Completely agree with all you've said.
However, there has got to be another factor at play which is just driving (literally) people away. Perhaps it's just the geography and town planning in the Potteries - everything is spread out due to the historical "6 towns" nature of the area. There's (heavily congested) retail parks everywhere and the town centres are dying. Bus priority measures are pretty much non-existent.
The Newcastle-Clayton section of D&G 9 runs every 30 mins. It's now an amalgamation of what was once 7 buses per hour! The 33 Westlands service used to run every 30 minutes under Bakers - it now runs 3 times per day under D&G. Something has gone seriously wrong. But what?
And realistically, what it is the solution?
In 1996:
Service A to Seabridge Lane (equivalent to the 33 now), every 15 minutes,
Service B to Westbury Park, every 15 minutes,
Service C to Clayton Village, every 15 minutes.
So 12 per hour Newcastle to Clayton Stumps, plus various others.
2010 - every 15 minutes to Westbury Park / Clayton combined, plus the 33
2014 - every 20 minutes
2017 - every 30 minutes
In each case add whatever else was running equivalent to the D & G 9 now.

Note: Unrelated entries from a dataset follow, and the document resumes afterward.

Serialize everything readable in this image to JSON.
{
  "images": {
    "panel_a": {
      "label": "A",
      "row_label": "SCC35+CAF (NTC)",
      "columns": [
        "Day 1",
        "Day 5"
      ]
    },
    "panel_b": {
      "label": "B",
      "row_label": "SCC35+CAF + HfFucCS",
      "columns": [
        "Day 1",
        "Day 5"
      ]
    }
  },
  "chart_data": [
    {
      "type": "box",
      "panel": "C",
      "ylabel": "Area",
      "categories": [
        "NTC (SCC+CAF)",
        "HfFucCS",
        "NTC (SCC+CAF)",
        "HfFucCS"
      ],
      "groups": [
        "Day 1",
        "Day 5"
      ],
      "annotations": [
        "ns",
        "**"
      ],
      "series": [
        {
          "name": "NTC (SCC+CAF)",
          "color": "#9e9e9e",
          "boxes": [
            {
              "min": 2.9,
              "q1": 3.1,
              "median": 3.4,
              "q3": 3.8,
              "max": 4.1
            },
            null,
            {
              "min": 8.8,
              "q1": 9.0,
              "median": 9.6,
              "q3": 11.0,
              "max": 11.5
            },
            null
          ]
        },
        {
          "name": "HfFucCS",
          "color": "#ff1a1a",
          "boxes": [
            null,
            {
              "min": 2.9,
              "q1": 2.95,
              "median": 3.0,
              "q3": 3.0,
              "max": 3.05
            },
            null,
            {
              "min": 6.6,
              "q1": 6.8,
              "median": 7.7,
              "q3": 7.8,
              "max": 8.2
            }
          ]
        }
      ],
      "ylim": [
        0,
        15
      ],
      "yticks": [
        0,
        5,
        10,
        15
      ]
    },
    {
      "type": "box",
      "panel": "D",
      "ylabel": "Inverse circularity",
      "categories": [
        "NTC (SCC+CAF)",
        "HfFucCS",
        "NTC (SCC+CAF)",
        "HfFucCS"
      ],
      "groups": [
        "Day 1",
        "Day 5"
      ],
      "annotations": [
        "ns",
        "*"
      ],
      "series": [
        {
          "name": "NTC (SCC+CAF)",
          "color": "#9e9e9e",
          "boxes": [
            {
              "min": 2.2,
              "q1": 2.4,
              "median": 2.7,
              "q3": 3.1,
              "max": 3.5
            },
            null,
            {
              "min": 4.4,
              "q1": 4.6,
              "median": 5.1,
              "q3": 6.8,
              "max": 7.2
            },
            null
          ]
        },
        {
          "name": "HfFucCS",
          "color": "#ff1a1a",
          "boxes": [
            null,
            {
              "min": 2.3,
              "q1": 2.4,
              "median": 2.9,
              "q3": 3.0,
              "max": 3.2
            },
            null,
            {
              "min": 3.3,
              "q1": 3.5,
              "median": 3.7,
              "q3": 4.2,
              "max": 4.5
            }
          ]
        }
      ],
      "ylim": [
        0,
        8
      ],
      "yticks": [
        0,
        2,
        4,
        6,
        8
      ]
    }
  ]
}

The 33 route serves the wealthy area of Westlands, so poor operating territory, but perhaps containing wealthy pensioners who wouldn't drive into town if an attractive bus (frequency and comfort) was available. Whether that would be enough to make a commercial service is a different question. Prior to Covid the Arriva 64 seemed to attract people from Westlands (partly due to the dire frequency of the 33 no doubt). The current frequency is linked to Staffordshire County Councils approach / need to cut things to the bare minimum, whilst still being able to claim that the area is served by a bus service. In this case a one bus working with the 35 whereas they had a bus each previously.
Westbury Park and Clayton Village, middle ranking 1980's surburbia.
Clayton, large areas of 'council' housing.
There is no
reasonable solution. Things have been allowed to sink too far, the time to intervene was at the time of the 2014 network review
before those cuts were implemented. From that point it has been a continous cycle of decline causing cuts, or cuts causing decline, depending how you want to look at it.
Newcastle and Hanley remained attractive until fairly recently. Wolstanton Retail Park was pretty dire until M & S moved in (now their only store in N Staffs), Festival Park was your typical white goods and carpets retail park slowly becoming your new high street experience (Next etc). With the exception of Asda and Morrisons respectively who were there from the outset as 'anchor tenants'.